RADIOCHEMICAL PURITY
The radiochemical purity of the synthesized 51Cr compounds was tested by reverse phase HPLC (column Nucleosil C18 5U; eluent water/methanol, UV detection at 262 nM) using a method described by Olin et al. (1996)*. Following injection of CrPic3, the 51Cr-activity, found in peak at 4.14 min retention time, accounted for 95 % of the injected 51Cr-activity. From all other radiolabel chromium compounds, including Cr-Nic2, the 51Cr activity was found outside detectable peaks or was tightly bound to the column material and could eluated by a EDTA-buffer. This indicated that these more labile Cr-complexes disintegrated under the experimental conditions.

*References:
- Evans GW, Pouchnick DJ (1993) Composition and biological activity of chromium-pyridine carboxylate complexes. J Inorg Biochem 49:177–187.
- Yang X, Palanichamy K, Ontko AC, Rao MN, Fang CX, Ren J, Sreejayan N (2005) A newly synthetic chromium complexchromium(phenylalanine)3 improves insulin responsiveness
and reduces whole body glucose tolerance. FEBS Lett 579:1458–1464.
- Olin KL, Stearns DM, Armstrong WH, Keen CL (1996) Comparative retention/absorption of 51chromium from 51Cr chloride, 51Cr nicotinate and 51Cr picolinate in a rat model. Trace Elem Electrolytes 11:182–186.

Method

Type of population:
general
Subjects:
- Number of subjects exposed: 3 subjects
- Sex: male
- Age and weight: 56 (91 kg), 58 (87 kg), and 65 (65 kg) years, respectively
Ethical approval:
not specified
Route of exposure:
oral
Reason of exposure:
intentional
Exposure assessment:
estimated
Details on exposure:
Chromium picolinate and 4 weeks later Chromium (D-phenylalaninate)3 (400 µg Cr with 16 and 11 µCi 51Cr-activity) were administered orally as aqueous solution (100 mL) in three male volunteers.
Examinations:
The retained 51Cr activities were measured after 7 days in the whole-body counter. Urine was collected quantitatively for 48 hours and the 51Cr activities were measured in the whole body counter. The additional radiation burden from orally administered 51Cr (50 years equivalent dose) was between 0.01 and 0.02 mSv, which reflects < 1 % of the natural radiation burden of 2.4 mSv/year of a subject in Germany.
Medical treatment:
not specified

Results and discussion

Clinical signs:
not specified
Results of examinations:
Bioavailability of chromium picolinate and chromium (D-phenylalaninate)3 was analysed in human volunteers by intraindividual comparison. The apparent absorption (=Cr bioavailability) of 51Cr from both compounds was 0.8–1 % in humans.
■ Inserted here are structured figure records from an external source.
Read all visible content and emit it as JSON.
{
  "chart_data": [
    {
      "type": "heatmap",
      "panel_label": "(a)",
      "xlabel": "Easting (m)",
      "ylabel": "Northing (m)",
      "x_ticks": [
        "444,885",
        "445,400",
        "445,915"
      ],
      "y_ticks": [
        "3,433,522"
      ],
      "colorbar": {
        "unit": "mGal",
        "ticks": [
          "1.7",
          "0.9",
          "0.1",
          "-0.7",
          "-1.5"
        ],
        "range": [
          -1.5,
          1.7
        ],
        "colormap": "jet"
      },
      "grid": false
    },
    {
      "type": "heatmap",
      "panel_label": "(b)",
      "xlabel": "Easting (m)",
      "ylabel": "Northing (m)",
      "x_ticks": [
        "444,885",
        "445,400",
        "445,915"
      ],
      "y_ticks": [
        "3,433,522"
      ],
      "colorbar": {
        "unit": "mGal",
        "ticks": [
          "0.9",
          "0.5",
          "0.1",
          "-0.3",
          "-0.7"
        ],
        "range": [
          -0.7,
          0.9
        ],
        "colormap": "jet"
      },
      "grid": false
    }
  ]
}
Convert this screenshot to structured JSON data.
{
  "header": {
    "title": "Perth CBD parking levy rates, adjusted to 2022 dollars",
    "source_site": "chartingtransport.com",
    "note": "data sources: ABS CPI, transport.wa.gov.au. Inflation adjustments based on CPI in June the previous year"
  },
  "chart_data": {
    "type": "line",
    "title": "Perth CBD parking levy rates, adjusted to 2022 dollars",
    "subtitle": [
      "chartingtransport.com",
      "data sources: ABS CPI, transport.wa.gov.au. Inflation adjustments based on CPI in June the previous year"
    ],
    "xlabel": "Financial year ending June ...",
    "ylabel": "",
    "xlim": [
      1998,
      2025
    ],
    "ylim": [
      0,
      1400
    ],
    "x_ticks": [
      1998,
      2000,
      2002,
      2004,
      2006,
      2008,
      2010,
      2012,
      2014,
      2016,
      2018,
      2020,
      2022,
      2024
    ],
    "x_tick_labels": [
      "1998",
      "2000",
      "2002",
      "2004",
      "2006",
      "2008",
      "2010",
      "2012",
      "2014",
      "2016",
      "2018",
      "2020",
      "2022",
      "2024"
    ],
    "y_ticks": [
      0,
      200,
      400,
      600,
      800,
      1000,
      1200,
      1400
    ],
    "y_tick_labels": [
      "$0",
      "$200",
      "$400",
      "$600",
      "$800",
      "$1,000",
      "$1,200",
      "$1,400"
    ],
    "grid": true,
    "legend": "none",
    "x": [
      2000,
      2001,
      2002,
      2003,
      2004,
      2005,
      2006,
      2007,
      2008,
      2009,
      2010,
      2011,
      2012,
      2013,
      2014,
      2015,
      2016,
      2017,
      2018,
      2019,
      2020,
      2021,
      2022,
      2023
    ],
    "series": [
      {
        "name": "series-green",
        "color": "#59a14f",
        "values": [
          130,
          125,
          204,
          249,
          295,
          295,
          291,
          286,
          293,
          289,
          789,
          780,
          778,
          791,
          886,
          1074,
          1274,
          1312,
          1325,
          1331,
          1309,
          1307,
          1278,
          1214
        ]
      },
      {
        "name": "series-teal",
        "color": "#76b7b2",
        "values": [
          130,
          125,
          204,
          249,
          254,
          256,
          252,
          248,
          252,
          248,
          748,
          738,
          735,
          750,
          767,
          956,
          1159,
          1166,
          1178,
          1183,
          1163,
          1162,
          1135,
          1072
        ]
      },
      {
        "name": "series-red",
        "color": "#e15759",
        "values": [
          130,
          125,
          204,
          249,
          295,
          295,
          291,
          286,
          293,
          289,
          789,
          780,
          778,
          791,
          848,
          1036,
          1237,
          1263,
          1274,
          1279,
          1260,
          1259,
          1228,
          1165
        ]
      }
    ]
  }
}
Most of the freshly absorbed chromium picolinate was rapidly excreted via urine in humans.
Effectivity of medical treatment:
not specified
Outcome of incidence:
not specified

Applicant's summary and conclusion

Conclusions:
The current study analyses the bioavailability of chromium picolinate and chromium (D-phenylalaninate) in human volunteers by intraindividual comparison. The apparent absorption (=Cr bioavailability) of 51Cr from both compounds was 0.8–1 % in humans. Most of the freshly absorbed chromium picolinate was rapidly excreted via urine in humans.